The Missouri Synod has eighty-three congregations among the Germans in Brazil and Argentina, a theological seminary and many schools. Some of its pastors work among the Portugese speaking natives.
Of various recent plans for Lutheran work in South America it is still too soon to speak.
The appeal of South America to the Lutheran Church is thus expressed by those who have studied the subject.
“Among the population of South America German and Scandinavian Lutherans are present in larger proportion than the members of any other Protestant denomination.
|Has the Lutheran Church an Opportunity in South America? |
“In Montevideo, Uruguay, there is a colony of five hundred German families. In Bolivia, there are also many of our people. In Chile there are eighty thousand Germans. They are numerous in Bogota and Barronquilla, Colombia, and in Guatemala, where Roman priests are prosecuted and Protestant ministers welcomed by those in authority. In Brazil, which is 220,000 square miles larger than the entire United States, the Statesman’s Year Book declares that there are one million Germans, besides many Scandinavians. In Paraguay, President Schierer is a German, and there are at least two hundred thousand of our people. In fact, there is not a State or island of this vast domain where our people are not found as sheep without a shepherd. They occupy prominent and influential positions in government, and are dominant in the business world. Once interested, they would furnish the means and the men to care for our own, and extend the work among the intellectuals, the peons, the Indians, and the negroes of Latin America. Our Lutheran Church has the largest opportunity, consequently the greatest obligation, of all the Protestant Churches in these southern lands.”
Porto Rico.
In Porto Rico, where many of the conditions of South America are repeated on a much smaller scale, nine Protestant churches are at work. Since the island is under the control of the United States, missions have no political opposition to meet. Here, as in South America, the natives have many crosses but no true cross, many saints but few true believers in Christ. A missionary relates a discussion between two members of the native church, one of whom worshiped the Virgin who was supposed to dwell at Lourdes, another a Virgin who dwelt at some other shrine. Of Christ they knew nothing.

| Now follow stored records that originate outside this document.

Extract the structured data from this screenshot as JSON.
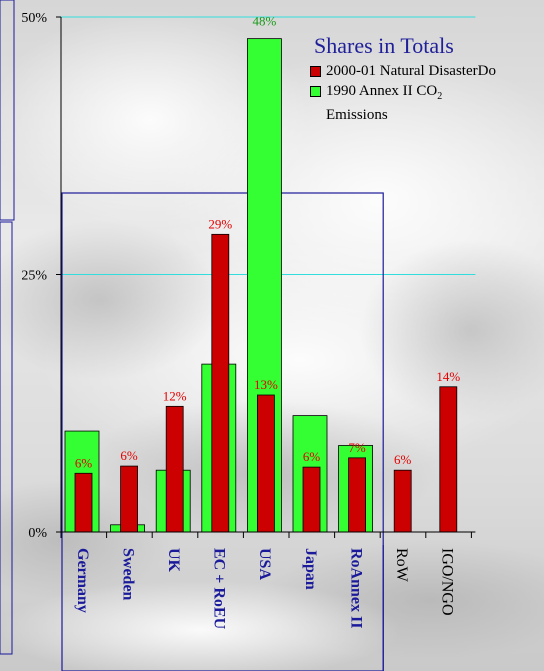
{
  "legend": {
    "title": "Shares in Totals",
    "series_a": "2000-01 Natural DisasterDo",
    "series_b_main": "1990 Annex II CO",
    "series_b_sub": "2",
    "series_b_rest": "Emissions"
  },
  "colors": {
    "series_a": "#cc0000",
    "series_b": "#33ff33",
    "group_box": "#1a1a9a",
    "grid": "#33dddd",
    "label_red": "#e60000",
    "label_green": "#1a9a1a",
    "cat_blue": "#1a1a9a",
    "cat_black": "#000000"
  },
  "chart_data": {
    "type": "bar",
    "categories": [
      "Germany",
      "Sweden",
      "UK",
      "EC + RoEU",
      "USA",
      "Japan",
      "RoAnnex II",
      "RoW",
      "IGO/NGO"
    ],
    "category_style": [
      "bold",
      "bold",
      "bold",
      "bold",
      "bold",
      "bold",
      "bold",
      "normal",
      "normal"
    ],
    "series": [
      {
        "name": "2000-01 Natural DisasterDo",
        "values": [
          5.7,
          6.4,
          12.2,
          28.9,
          13.3,
          6.3,
          7.2,
          6.0,
          14.1
        ],
        "labels": [
          "6%",
          "6%",
          "12%",
          "29%",
          "13%",
          "6%",
          "7%",
          "6%",
          "14%"
        ]
      },
      {
        "name": "1990 Annex II CO2 Emissions",
        "values": [
          9.8,
          0.7,
          6.0,
          16.3,
          47.9,
          11.3,
          8.4,
          null,
          null
        ],
        "labels": [
          "",
          "",
          "",
          "",
          "48%",
          "",
          "",
          "",
          ""
        ]
      }
    ],
    "yticks": [
      {
        "value": 0,
        "label": "0%"
      },
      {
        "value": 25,
        "label": "25%"
      },
      {
        "value": 50,
        "label": "50%"
      }
    ],
    "ylim": [
      0,
      50
    ],
    "grid": true,
    "legend_position": "top-right",
    "xlabel": "",
    "ylabel": ""
  }
}
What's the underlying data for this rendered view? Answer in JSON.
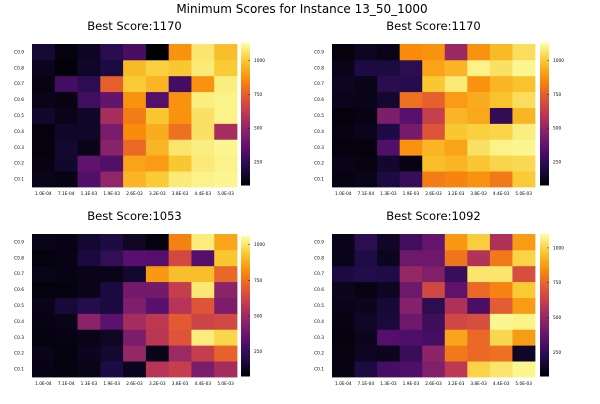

Here the General Council has had a mission since 1899. It has in all nine congregations and twelve stations with more than five hundred communicant members. Among its stations are Catano, San Juan and Bayamon where it owns fine church properties and has excellent parochial schools. In Catano there is a kindergarten in connection with the parochial school to which Miss May Mellander has given years of devoted service. In Catano the missionaries instruct native teachers.